Confusão em evento com Papa deixa dois mortos e 18 feridos em Angola

Dois jovens morreram esmagados, e outras 18 pessoas ficaram feridas, neste sábado, em Luanda, na confusão que se formou na entrada do estádio dos Coqueiros, onde uma multidão se aglomerava para ver o Papa Bento 16, informou a agência de notícias Lusa, citando fontes médicas.

AFP |

Os dois jovens, um rapaz e uma mulher, chegaram mortos ao Hospital Josina Machel, vítimas de esmagamento, declarou à Lusa uma fonte do centro hospitalar, para onde oito feridos foram levados. Outras dez pessoas foram atendidas no próprio estádio.

Reuters
Jovens se concentram para ver Bento16 em Luanda
Segundo o subcomandante-geral da Polícia Nacional Paulo de Almeida, o incidente aconteceu por volta das 12h, quando foram abertos os portões do estádio. Milhares de pessoas já esperavam, ansiosas, para entrar.

A Direção Nacional de Investigação Criminal está tentando esclarecer as circunstâncias da morte de ambos os jovens, acrescentou a agência Lusa.

Casamento e bruxaria

Sob forte sol, o papa Bento XVI se reuniu-se com dezenas de milhares de jovens, e disse que "o futuro é Deus", os encorajou a "não temer" o casamento ou o sacerdócio e denunciou a cultura hedonista e individualista que impera na sociedade atual.

Antes do encontro, em uma missa para milhares de pessoas, pediu aos católicos que combatam a bruxaria na África, oferecendo o Evangelho "a essas pessoas desorientadas, que vivem no terror" e que chegam a sacrificar crianças de rua por considerá-los bruxos.

O encontro com os jovens aconteceu no segundo dia do papa em Luanda, onde desde ontem milhares de pessoas percorreram o centro da cidade cantando, dançando e rezando, à espera do momento de ficar frente a frente com o pontífice, de 81 anos.

Com um semblante de muita calma, apesar de aparentar cansaço em alguns momentos devido ao forte calor em Luanda, o papa pediu que os jovens tomem decisões "definitivas" como o casamento ou o sacerdócio.

Também participaram do encontro milhares de jovens mutilados pela guerra civil que durante 27 anos castigou Angola, e pelas minas colocadas durante o conflito que devastou o país.

O papa ficou comovido quando cumprimentou vários desses jovens em cadeira de rodas, e disse que pensava nas incontáveis lágrimas que muitos deles verteram pela perda de familiares.

"Não é difícil imaginar as nuvens cinzentas que ainda cobrem o céu de seus melhores sonhos", afirmou o papa às vítimas do conflito.

Bento XVI também disse aos jovens que é preciso ter fé em Deus e que é necessário se renovar "a partir de dentro".

"Não tenham medo de tomar decisões definitivas. Generosidade não lhes falta, mas diante do risco de se comprometer para toda a vida, seja no casamento ou na vida consagrada, sentem medo", assinalou o papa, que reconheceu que as dúvidas dos jovens são muitas.

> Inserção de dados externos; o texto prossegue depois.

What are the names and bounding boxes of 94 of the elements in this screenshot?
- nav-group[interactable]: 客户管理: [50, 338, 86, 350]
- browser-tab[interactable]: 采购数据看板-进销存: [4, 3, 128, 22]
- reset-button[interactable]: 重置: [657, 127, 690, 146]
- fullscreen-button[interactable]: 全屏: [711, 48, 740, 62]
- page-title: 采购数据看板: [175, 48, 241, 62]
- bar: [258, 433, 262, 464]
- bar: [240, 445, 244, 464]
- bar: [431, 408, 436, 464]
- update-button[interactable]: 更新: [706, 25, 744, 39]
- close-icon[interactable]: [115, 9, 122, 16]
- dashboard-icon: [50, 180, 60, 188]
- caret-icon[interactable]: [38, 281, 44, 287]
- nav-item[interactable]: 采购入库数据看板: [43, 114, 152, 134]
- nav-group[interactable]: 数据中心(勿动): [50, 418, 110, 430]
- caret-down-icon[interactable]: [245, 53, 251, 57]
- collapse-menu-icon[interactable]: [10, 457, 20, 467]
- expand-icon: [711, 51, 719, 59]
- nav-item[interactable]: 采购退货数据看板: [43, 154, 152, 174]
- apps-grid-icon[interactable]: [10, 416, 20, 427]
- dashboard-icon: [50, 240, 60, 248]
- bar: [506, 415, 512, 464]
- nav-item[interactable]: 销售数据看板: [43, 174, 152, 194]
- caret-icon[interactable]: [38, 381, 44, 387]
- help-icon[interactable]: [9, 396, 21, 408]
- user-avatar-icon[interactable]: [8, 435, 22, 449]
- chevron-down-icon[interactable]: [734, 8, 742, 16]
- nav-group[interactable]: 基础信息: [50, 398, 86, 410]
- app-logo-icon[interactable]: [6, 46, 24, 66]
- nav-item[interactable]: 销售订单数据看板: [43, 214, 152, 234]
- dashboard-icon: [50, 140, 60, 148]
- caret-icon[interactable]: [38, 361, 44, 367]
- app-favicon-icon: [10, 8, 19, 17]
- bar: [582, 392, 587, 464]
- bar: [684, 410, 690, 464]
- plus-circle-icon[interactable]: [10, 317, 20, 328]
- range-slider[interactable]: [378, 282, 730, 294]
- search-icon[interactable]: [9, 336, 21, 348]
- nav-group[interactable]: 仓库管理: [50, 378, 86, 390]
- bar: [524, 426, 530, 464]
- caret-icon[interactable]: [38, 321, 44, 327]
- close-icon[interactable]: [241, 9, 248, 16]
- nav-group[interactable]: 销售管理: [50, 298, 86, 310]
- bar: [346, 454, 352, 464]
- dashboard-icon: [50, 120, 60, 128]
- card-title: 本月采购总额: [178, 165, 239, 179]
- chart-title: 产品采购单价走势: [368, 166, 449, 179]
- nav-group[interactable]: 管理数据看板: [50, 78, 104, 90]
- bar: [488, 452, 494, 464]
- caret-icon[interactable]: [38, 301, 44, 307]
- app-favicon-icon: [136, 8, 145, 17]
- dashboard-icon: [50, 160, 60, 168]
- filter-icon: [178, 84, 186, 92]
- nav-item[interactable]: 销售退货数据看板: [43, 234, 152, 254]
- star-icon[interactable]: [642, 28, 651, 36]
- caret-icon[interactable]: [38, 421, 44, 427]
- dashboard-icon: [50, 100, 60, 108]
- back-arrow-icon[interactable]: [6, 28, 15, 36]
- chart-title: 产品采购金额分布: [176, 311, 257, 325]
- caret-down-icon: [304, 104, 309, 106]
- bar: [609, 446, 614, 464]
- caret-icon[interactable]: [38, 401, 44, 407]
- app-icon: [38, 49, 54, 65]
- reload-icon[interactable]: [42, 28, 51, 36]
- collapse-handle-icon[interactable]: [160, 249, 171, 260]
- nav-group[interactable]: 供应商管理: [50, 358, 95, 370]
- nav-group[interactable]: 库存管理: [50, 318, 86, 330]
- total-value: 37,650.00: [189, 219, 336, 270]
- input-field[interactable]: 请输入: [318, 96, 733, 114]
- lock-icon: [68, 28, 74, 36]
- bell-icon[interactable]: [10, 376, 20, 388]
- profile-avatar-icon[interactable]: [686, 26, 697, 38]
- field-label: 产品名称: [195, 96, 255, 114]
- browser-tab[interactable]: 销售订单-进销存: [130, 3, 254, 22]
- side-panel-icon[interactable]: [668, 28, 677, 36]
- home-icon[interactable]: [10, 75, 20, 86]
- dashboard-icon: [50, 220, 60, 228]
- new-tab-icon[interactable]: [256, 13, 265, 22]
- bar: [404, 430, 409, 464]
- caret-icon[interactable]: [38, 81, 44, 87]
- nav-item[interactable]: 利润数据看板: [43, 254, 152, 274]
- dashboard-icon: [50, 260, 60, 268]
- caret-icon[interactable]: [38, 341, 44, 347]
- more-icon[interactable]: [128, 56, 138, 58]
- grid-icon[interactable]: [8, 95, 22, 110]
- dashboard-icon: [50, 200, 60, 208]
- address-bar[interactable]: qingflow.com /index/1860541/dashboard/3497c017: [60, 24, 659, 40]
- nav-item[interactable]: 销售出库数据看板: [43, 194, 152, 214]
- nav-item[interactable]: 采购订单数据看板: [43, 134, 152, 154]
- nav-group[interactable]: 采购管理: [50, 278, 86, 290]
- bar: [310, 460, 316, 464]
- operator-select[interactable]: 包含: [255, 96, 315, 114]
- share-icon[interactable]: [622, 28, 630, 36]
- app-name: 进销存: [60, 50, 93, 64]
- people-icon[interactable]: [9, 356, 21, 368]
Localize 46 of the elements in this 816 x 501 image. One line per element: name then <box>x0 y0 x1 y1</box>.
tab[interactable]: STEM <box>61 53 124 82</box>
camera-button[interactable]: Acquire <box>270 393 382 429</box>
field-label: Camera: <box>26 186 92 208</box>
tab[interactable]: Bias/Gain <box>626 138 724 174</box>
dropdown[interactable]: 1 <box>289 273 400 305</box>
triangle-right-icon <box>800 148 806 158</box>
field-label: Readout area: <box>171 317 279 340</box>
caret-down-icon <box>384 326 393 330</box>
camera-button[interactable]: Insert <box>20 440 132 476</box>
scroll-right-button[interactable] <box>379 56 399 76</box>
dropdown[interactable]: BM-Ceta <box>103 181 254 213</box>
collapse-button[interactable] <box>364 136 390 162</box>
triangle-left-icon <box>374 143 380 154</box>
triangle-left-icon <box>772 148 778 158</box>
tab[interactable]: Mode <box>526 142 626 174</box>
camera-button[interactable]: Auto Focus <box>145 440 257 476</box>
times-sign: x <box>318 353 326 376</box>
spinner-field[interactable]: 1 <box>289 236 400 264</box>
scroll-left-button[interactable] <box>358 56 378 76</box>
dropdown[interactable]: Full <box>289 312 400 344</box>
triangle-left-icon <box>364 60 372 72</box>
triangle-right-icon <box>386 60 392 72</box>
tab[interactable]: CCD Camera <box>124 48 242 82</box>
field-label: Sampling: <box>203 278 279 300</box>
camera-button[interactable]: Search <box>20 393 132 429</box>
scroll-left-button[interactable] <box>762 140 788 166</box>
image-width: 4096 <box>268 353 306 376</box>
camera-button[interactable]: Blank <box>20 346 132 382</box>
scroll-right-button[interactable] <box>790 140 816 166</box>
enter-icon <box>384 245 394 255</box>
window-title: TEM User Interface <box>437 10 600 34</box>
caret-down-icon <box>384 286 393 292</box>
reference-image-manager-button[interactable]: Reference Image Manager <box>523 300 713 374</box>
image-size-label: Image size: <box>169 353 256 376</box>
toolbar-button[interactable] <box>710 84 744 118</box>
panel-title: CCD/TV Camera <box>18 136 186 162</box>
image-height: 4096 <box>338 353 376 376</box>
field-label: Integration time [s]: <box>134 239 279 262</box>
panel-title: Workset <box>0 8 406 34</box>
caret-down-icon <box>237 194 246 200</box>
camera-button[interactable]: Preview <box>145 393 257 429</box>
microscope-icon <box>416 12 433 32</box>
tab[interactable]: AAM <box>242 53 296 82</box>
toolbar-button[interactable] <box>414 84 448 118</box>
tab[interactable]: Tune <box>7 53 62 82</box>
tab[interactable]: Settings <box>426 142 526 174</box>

O pontífice ressaltou que a atual cultura individualista e hedonista não ajuda os jovens, mas acrescentou que o jovem "não deve decidir correr o risco de ser uma eterna criança".

"Eu lhes encorajo, ousem e tomem decisões definitivas, porque na realidade são as que não destroem a liberdade e definem o caminho correto para chegar a qualquer coisa na vida. Não há dúvidas de que a vida só tem valor com a coragem da aventura, e o Senhor não lhes deixará sozinhos jamais", assegurou.

Se ontem falou de política e economia em um país no qual 70% da população vive na miséria, hoje se referiu a outros assuntos que preocupam a Igreja, como a superstição e o medo dos maus espíritos existentes em diversas regiões da África.

No continente, muitas crianças de rua são mortas por serem consideradas bruxas e idosos são abandonados na floresta, por serem considerados um sinal de azar.

Fontes da Igreja angolana disseram hoje que a mentalidade fetichista é muito "forte" em algumas regiões e cria graves problemas nas famílias.

Atribuiu o fato à ignorância, e disse que impede o avanço da sociedade e não fortalece a integração.